Medusa Ransomware Deployed by Storm-1175 Exploit within 24 Hours after Vulnerability Disclosed
High-Speed Medusa Ransomware Operations Uncovered: Storm-1175 Exploits Security Flaws Within 24 Hours
Microsoft researchers have discovered a rapidly evolving group, Storm-1175, utilizing high-speed Medusa ransomware attacks on healthcare and educational institutions in the UK, US, and Australia.
These attacks capitalize on security vulnerabilities in a matter of hours following the disclosure of the flaw. The group specifically targets unpatched perimeter assets, systems, and devices connecting a company’s private network to the public internet.
Sectors Affected:
- Schools
- Law Firms
- Hospitals
This efficient approach has resulted in significant disruptions across various sectors, with schools, law firms, and hospitals among those affected.

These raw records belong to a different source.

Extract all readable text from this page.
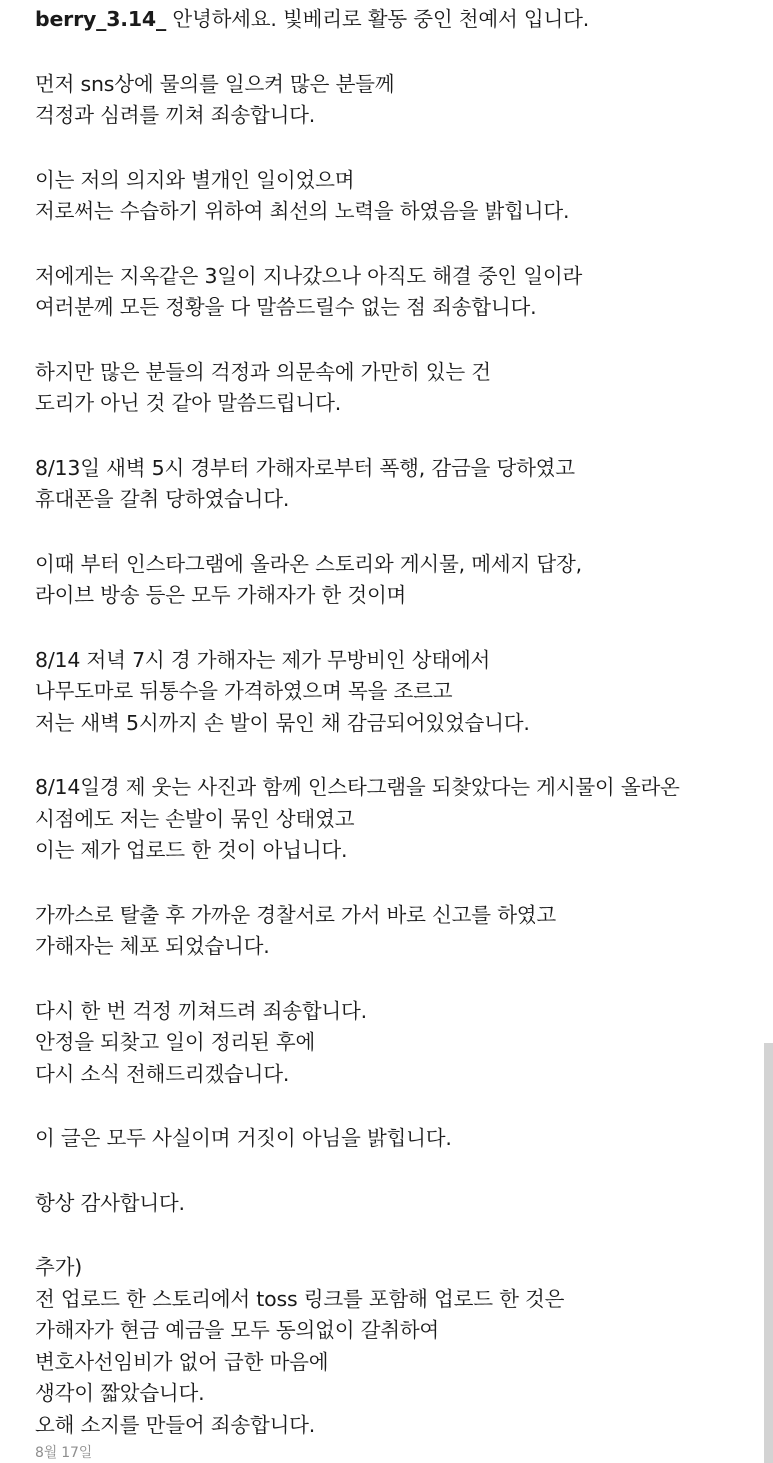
berry_3.14_ 안녕하세요. 빛베리로 활동 중인 천예서 입니다.
먼저 sns상에 물의를 일으켜 많은 분들께
걱정과 심려를 끼쳐 죄송합니다.
이는 저의 의지와 별개인 일이었으며
저로써는 수습하기 위하여 최선의 노력을 하였음을 밝힙니다.
저에게는 지옥같은 3일이 지나갔으나 아직도 해결 중인 일이라
여러분께 모든 정황을 다 말씀드릴수 없는 점 죄송합니다.
하지만 많은 분들의 걱정과 의문속에 가만히 있는 건
도리가 아닌 것 같아 말씀드립니다.
8/13일 새벽 5시 경부터 가해자로부터 폭행, 감금을 당하였고
휴대폰을 갈취 당하였습니다.
이때 부터 인스타그램에 올라온 스토리와 게시물, 메세지 답장,
라이브 방송 등은 모두 가해자가 한 것이며
8/14 저녁 7시 경 가해자는 제가 무방비인 상태에서
나무도마로 뒤통수을 가격하였으며 목을 조르고
저는 새벽 5시까지 손 발이 묶인 채 감금되어있었습니다.
8/14일경 제 웃는 사진과 함께 인스타그램을 되찾았다는 게시물이 올라온
시점에도 저는 손발이 묶인 상태였고
이는 제가 업로드 한 것이 아닙니다.
가까스로 탈출 후 가까운 경찰서로 가서 바로 신고를 하였고
가해자는 체포 되었습니다.
다시 한 번 걱정 끼쳐드려 죄송합니다.
안정을 되찾고 일이 정리된 후에
다시 소식 전해드리겠습니다.
이 글은 모두 사실이며 거짓이 아님을 밝힙니다.
항상 감사합니다.
추가)
전 업로드 한 스토리에서 toss 링크를 포함해 업로드 한 것은
가해자가 현금 예금을 모두 동의없이 갈취하여
변호사선임비가 없어 급한 마음에
생각이 짧았습니다.
오해 소지를 만들어 죄송합니다.
8월 17일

Exploiting Vulnerabilities:
- Papercut (CVE-2023-27351)
- JetBrains TeamCity (CVE-2024-27198)
- SmarterMail (CVE-2026-23760)
Researchers have identified multiple instances where Storm-1175 exploited software vulnerabilities, which they accessed a full week prior to its public disclosure.

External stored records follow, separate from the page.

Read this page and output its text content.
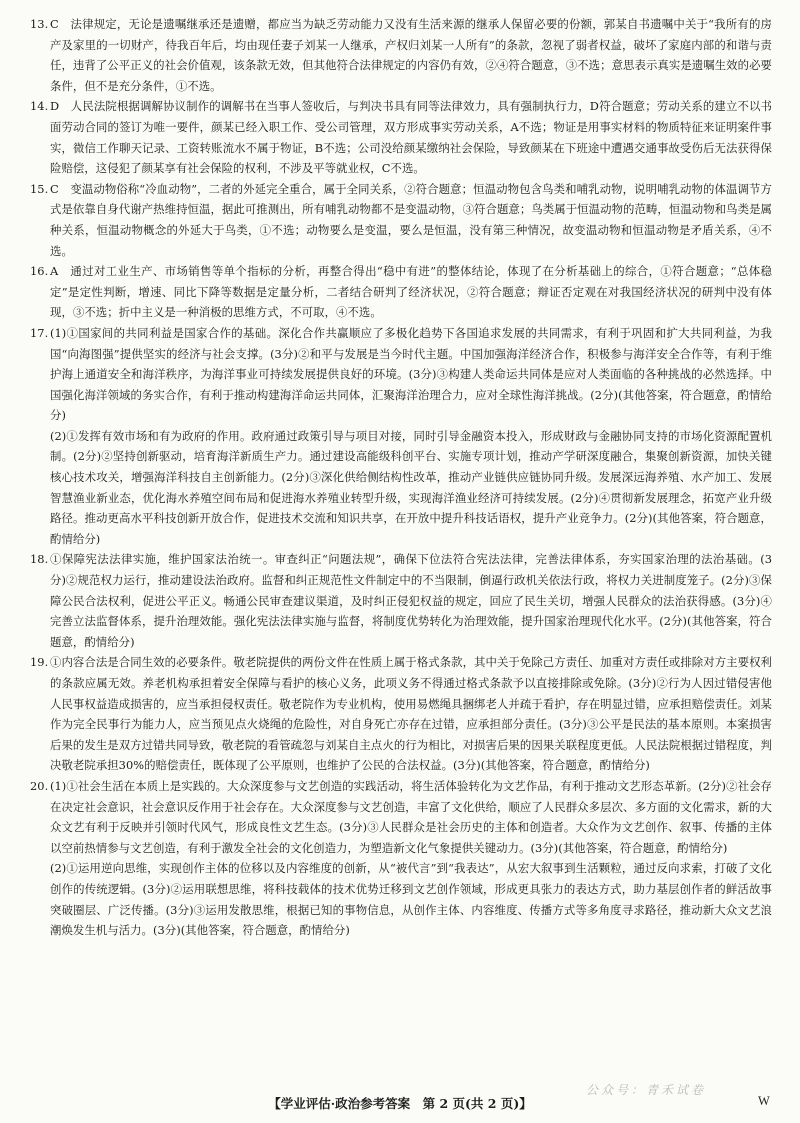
13. C　法律规定，无论是遗嘱继承还是遗赠，都应当为缺乏劳动能力又没有生活来源的继承人保留必要的份额，郭某自书遗嘱中关于“我所有的房产及家里的一切财产，待我百年后，均由现任妻子刘某一人继承，产权归刘某一人所有”的条款，忽视了弱者权益，破坏了家庭内部的和谐与责任，违背了公平正义的社会价值观，该条款无效，但其他符合法律规定的内容仍有效，②④符合题意，③不选；意思表示真实是遗嘱生效的必要条件，但不是充分条件，①不选。
14. D　人民法院根据调解协议制作的调解书在当事人签收后，与判决书具有同等法律效力，具有强制执行力，D符合题意；劳动关系的建立不以书面劳动合同的签订为唯一要件，颜某已经入职工作、受公司管理，双方形成事实劳动关系，A不选；物证是用事实材料的物质特征来证明案件事实，微信工作聊天记录、工资转账流水不属于物证，B不选；公司没给颜某缴纳社会保险，导致颜某在下班途中遭遇交通事故受伤后无法获得保险赔偿，这侵犯了颜某享有社会保险的权利，不涉及平等就业权，C不选。
15. C　变温动物俗称“冷血动物”，二者的外延完全重合，属于全同关系，②符合题意；恒温动物包含鸟类和哺乳动物，说明哺乳动物的体温调节方式是依靠自身代谢产热维持恒温，据此可推测出，所有哺乳动物都不是变温动物，③符合题意；鸟类属于恒温动物的范畴，恒温动物和鸟类是属种关系，恒温动物概念的外延大于鸟类，①不选；动物要么是变温，要么是恒温，没有第三种情况，故变温动物和恒温动物是矛盾关系，④不选。
16. A　通过对工业生产、市场销售等单个指标的分析，再整合得出“稳中有进”的整体结论，体现了在分析基础上的综合，①符合题意；“总体稳定”是定性判断，增速、同比下降等数据是定量分析，二者结合研判了经济状况，②符合题意；辩证否定观在对我国经济状况的研判中没有体现，③不选；折中主义是一种消极的思维方式，不可取，④不选。
17. (1)①国家间的共同利益是国家合作的基础。深化合作共赢顺应了多极化趋势下各国追求发展的共同需求，有利于巩固和扩大共同利益，为我国“向海图强”提供坚实的经济与社会支撑。(3分)②和平与发展是当今时代主题。中国加强海洋经济合作，积极参与海洋安全合作等，有利于维护海上通道安全和海洋秩序，为海洋事业可持续发展提供良好的环境。(3分)③构建人类命运共同体是应对人类面临的各种挑战的必然选择。中国强化海洋领域的务实合作，有利于推动构建海洋命运共同体，汇聚海洋治理合力，应对全球性海洋挑战。(2分)(其他答案，符合题意，酌情给分)
(2)①发挥有效市场和有为政府的作用。政府通过政策引导与项目对接，同时引导金融资本投入，形成财政与金融协同支持的市场化资源配置机制。(2分)②坚持创新驱动，培育海洋新质生产力。通过建设高能级科创平台、实施专项计划，推动产学研深度融合，集聚创新资源，加快关键核心技术攻关，增强海洋科技自主创新能力。(2分)③深化供给侧结构性改革，推动产业链供应链协同升级。发展深远海养殖、水产加工、发展智慧渔业新业态，优化海水养殖空间布局和促进海水养殖业转型升级，实现海洋渔业经济可持续发展。(2分)④贯彻新发展理念，拓宽产业升级路径。推动更高水平科技创新开放合作，促进技术交流和知识共享，在开放中提升科技话语权，提升产业竞争力。(2分)(其他答案，符合题意，酌情给分)
18. ①保障宪法法律实施，维护国家法治统一。审查纠正“问题法规”，确保下位法符合宪法法律，完善法律体系，夯实国家治理的法治基础。(3分)②规范权力运行，推动建设法治政府。监督和纠正规范性文件制定中的不当限制，倒逼行政机关依法行政，将权力关进制度笼子。(2分)③保障公民合法权利，促进公平正义。畅通公民审查建议渠道，及时纠正侵犯权益的规定，回应了民生关切，增强人民群众的法治获得感。(3分)④完善立法监督体系，提升治理效能。强化宪法法律实施与监督，将制度优势转化为治理效能，提升国家治理现代化水平。(2分)(其他答案，符合题意，酌情给分)
19. ①内容合法是合同生效的必要条件。敬老院提供的两份文件在性质上属于格式条款，其中关于免除己方责任、加重对方责任或排除对方主要权利的条款应属无效。养老机构承担着安全保障与看护的核心义务，此项义务不得通过格式条款予以直接排除或免除。(3分)②行为人因过错侵害他人民事权益造成损害的，应当承担侵权责任。敬老院作为专业机构，使用易燃绳具捆绑老人并疏于看护，存在明显过错，应承担赔偿责任。刘某作为完全民事行为能力人，应当预见点火烧绳的危险性，对自身死亡亦存在过错，应承担部分责任。(3分)③公平是民法的基本原则。本案损害后果的发生是双方过错共同导致，敬老院的看管疏忽与刘某自主点火的行为相比，对损害后果的因果关联程度更低。人民法院根据过错程度，判决敬老院承担30%的赔偿责任，既体现了公平原则，也维护了公民的合法权益。(3分)(其他答案，符合题意，酌情给分)
20. (1)①社会生活在本质上是实践的。大众深度参与文艺创造的实践活动，将生活体验转化为文艺作品，有利于推动文艺形态革新。(2分)②社会存在决定社会意识，社会意识反作用于社会存在。大众深度参与文艺创造，丰富了文化供给，顺应了人民群众多层次、多方面的文化需求，新的大众文艺有利于反映并引领时代风气，形成良性文艺生态。(3分)③人民群众是社会历史的主体和创造者。大众作为文艺创作、叙事、传播的主体以空前热情参与文艺创造，有利于激发全社会的文化创造力，为塑造新文化气象提供关键动力。(3分)(其他答案，符合题意，酌情给分)
(2)①运用逆向思维，实现创作主体的位移以及内容维度的创新，从“被代言”到“我表达”，从宏大叙事到生活颗粒，通过反向求索，打破了文化创作的传统逻辑。(3分)②运用联想思维，将科技载体的技术优势迁移到文艺创作领域，形成更具张力的表达方式，助力基层创作者的鲜活故事突破圈层、广泛传播。(3分)③运用发散思维，根据已知的事物信息，从创作主体、内容维度、传播方式等多角度寻求路径，推动新大众文艺浪潮焕发生机与活力。(3分)(其他答案，符合题意，酌情给分)
公众号：青禾试卷
【学业评估·政治参考答案　第 2 页(共 2 页)】	W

Tactics Used by Storm-1175:
- Disseminating ransomware across entire networks
- Stealing sensitive files
The group employs various tools, such as PDQ Deployer, Rclone, and Bandizip, to disseminate the ransomware across entire networks and steal sensitive files.
Experts advise companies to prioritize rapid patch implementation and utilize features like Tamper Protection to prevent unauthorized modifications to the antivirus settings.
This proactive approach will help mitigate the risk posed by Storm-1175 and similar advanced threat actors.